Americans who think global warming is caused by human activity, including vehicle and industrial emissions, are now a minority for the first time in nearly two years, a CNN/Opinion Research Corp. poll said Monday.
Only 45 percent of the 1,041 adults surveyed on December 2-3 believed global warming is a proven fact and mostly caused by human activity, down from 56 percent in October 2007, the survey found.
By comparison, Americans who believe global warming is caused by natural changes unrelated to man have increased to 22 percent from 20 percent two years ago, and those who believe global warming is a yet unproven theory grew to 31 percent from 23 percent.

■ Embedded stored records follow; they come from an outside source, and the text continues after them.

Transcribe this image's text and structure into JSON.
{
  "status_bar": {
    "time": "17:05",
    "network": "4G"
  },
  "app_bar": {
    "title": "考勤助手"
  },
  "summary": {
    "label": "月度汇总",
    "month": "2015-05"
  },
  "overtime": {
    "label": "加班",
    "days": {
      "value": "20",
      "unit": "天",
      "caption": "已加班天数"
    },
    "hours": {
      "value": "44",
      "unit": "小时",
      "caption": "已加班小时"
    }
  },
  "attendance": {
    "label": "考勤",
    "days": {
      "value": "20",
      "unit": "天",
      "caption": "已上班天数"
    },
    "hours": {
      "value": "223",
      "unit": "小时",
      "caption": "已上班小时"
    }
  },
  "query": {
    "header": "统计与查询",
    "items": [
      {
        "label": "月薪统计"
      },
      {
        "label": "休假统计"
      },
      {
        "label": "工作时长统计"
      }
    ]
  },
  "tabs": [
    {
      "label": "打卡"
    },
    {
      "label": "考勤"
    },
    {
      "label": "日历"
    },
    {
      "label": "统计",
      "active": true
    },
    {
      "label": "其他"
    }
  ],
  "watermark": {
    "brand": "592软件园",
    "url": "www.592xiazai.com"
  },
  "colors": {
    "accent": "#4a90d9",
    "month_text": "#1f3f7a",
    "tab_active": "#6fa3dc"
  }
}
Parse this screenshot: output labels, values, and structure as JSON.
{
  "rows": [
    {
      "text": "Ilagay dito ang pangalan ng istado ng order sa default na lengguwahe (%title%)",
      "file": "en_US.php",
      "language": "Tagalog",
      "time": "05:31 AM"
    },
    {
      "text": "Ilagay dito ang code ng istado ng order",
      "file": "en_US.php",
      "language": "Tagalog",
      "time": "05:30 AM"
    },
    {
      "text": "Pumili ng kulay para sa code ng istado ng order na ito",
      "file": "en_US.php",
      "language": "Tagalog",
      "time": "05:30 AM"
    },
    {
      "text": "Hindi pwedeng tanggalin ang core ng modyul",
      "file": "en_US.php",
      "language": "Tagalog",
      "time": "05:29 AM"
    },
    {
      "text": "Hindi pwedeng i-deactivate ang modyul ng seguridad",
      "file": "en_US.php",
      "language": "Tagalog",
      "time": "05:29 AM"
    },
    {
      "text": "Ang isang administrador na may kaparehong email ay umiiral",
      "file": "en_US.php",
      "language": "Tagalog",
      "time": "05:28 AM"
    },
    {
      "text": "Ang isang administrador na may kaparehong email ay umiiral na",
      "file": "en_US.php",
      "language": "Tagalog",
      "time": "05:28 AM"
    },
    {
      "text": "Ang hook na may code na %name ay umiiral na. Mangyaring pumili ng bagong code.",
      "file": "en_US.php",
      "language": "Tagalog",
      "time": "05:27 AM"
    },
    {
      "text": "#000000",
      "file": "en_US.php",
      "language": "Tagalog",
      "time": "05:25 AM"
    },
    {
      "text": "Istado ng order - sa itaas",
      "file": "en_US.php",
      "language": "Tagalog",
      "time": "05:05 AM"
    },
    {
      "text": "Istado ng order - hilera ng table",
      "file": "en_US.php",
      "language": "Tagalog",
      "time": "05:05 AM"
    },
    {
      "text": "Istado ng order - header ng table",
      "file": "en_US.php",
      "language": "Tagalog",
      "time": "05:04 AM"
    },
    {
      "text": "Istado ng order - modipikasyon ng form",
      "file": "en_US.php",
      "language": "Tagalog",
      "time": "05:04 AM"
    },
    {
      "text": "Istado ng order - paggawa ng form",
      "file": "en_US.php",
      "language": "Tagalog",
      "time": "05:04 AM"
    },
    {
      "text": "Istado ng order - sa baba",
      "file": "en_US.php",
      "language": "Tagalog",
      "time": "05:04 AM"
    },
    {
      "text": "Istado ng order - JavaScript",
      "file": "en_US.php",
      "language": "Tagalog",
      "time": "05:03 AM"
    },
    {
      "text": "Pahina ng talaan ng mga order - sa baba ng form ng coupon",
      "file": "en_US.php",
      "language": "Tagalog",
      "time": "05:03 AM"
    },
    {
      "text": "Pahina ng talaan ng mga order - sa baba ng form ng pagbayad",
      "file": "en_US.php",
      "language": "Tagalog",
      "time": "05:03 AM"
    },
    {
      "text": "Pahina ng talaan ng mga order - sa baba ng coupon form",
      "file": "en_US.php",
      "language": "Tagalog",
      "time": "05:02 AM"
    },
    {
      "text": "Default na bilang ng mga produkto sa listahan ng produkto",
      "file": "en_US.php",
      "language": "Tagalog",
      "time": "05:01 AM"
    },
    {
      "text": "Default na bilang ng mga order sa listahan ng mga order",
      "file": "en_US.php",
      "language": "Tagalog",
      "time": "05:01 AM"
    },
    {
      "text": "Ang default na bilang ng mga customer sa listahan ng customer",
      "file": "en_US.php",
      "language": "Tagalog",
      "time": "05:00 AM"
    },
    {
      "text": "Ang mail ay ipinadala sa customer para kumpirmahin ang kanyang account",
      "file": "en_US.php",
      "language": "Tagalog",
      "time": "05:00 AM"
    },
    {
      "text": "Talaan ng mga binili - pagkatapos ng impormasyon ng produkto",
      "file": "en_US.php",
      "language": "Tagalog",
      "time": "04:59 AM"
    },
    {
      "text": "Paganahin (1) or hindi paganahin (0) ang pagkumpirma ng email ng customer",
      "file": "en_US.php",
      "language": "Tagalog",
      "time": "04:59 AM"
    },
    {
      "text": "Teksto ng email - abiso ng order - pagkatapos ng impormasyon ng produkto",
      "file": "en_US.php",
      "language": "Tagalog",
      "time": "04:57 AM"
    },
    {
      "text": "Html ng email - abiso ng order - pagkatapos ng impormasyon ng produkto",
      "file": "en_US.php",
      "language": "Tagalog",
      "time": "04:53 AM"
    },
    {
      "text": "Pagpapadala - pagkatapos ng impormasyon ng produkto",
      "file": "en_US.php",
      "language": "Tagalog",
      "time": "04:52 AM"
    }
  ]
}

Regarding how the United States should tackle global warming, 58 percent of those surveyed said it should cut carbon dioxide emissions unilaterally, down from 66 percent in October 2007.
Those who thought the United States should cut CO2 emissions only if other countries do so as well remained basically unchanged at 17 percent, from 16 percent two years ago.
But those who said carbon emissions should not be cut regardless of what the rest of the world does jumped to 24 percent, from 15 percent two years ago.
With a three percent margin of error, the poll coincided with the start Monday of a landmark, 12-day conference on tackling climate change opened in Copenhagen attended by more than 110 heads of state or government.
The White House on Monday dismissed as "silly" the notion that global warming science had been compromised by emails exposing a row between top climate scientists.
The emails have been pounced on by climate skeptics, particularly in the United States to suggest the scientific community is hyping the threat from carbon dioxide emissions ahead of the Copenhagen climate conference.